Until the return of Tom Noonan as the bar’s towering, beret-wearing, piano-playing regular. After a Match.com date between a New Yorker staffer and a guy whose dad was an astronaut devolves into repeated, mutual screams of “YOU’RE NOT NICE! FUCK YOU!” (long story and not worth going into, though it should be noted this is the least worst of the show’s awkward-date asides), the gang at the bar explains why such dates never work out. Online dating services, Kurt and others argue, set people up according to shared interests, when what really connects couples is chemistry, up to and including the opposites-attract sort. But seeking out opposites doesn’t work either, because this kind of chemistry can’t be forced.
“That’s why they call it ‘falling’ in love,” Tom chimes in. “You can’t fall on purpose.” With a smile on his face, he tells the story of how he used to be an actor, and in one acting class he was trying to learn how to fall on cue without making it look like he was falling on cue. For him at least, this was impossible. “So I quit being an actor.” The little smile is still there, but its relationship to his emotions is now distressingly unclear. Tom’s point is this: “Well, you just accept…just accept the fact that love is rare and it probably won’t happen to you, ever.” “Is that what you do?” asks the New Yorker writer. “You just accept it?”

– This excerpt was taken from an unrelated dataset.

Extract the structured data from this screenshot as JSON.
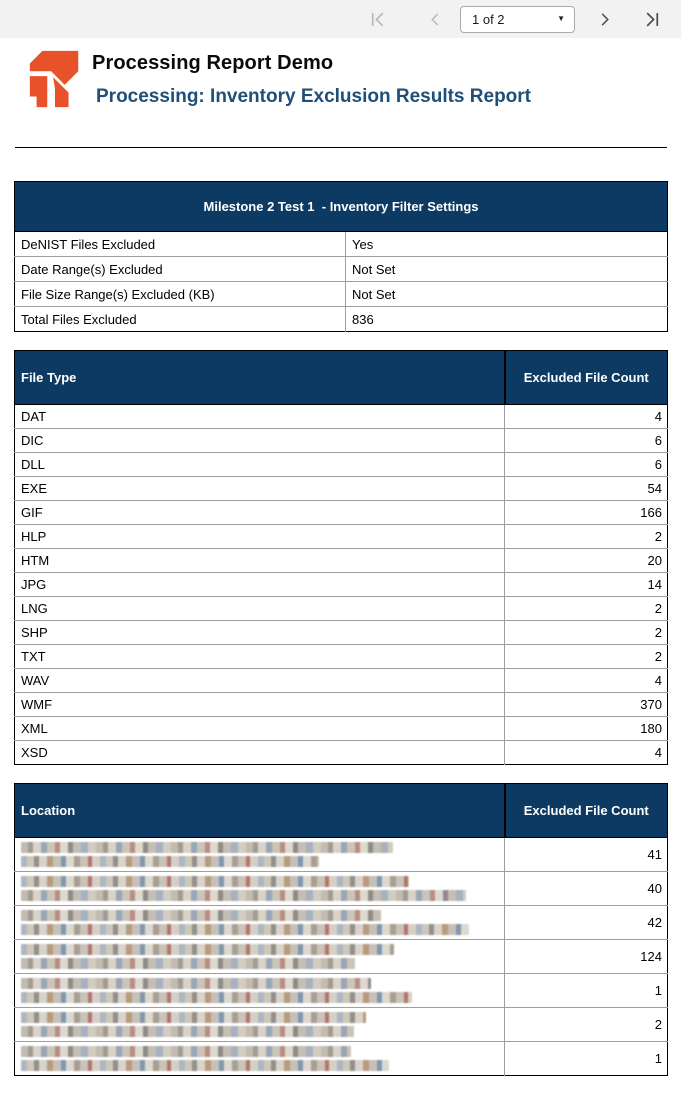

“No,” Tom replies, the smile flitting in and out of existence as he talks. “No, I…I walk around brokenhearted. And I, I get drunk and…I mean, I hate being alone. And…” Here the smile returns, as sad as fresh-dug grave. “And someday it’ll kill me.” I’ve now watched this scene twice, and each time I exhale sharply afterwards, like something really difficult to endure just happened to me. The contrast Noonan’s gentle bearing and his blunt despair is that powerful.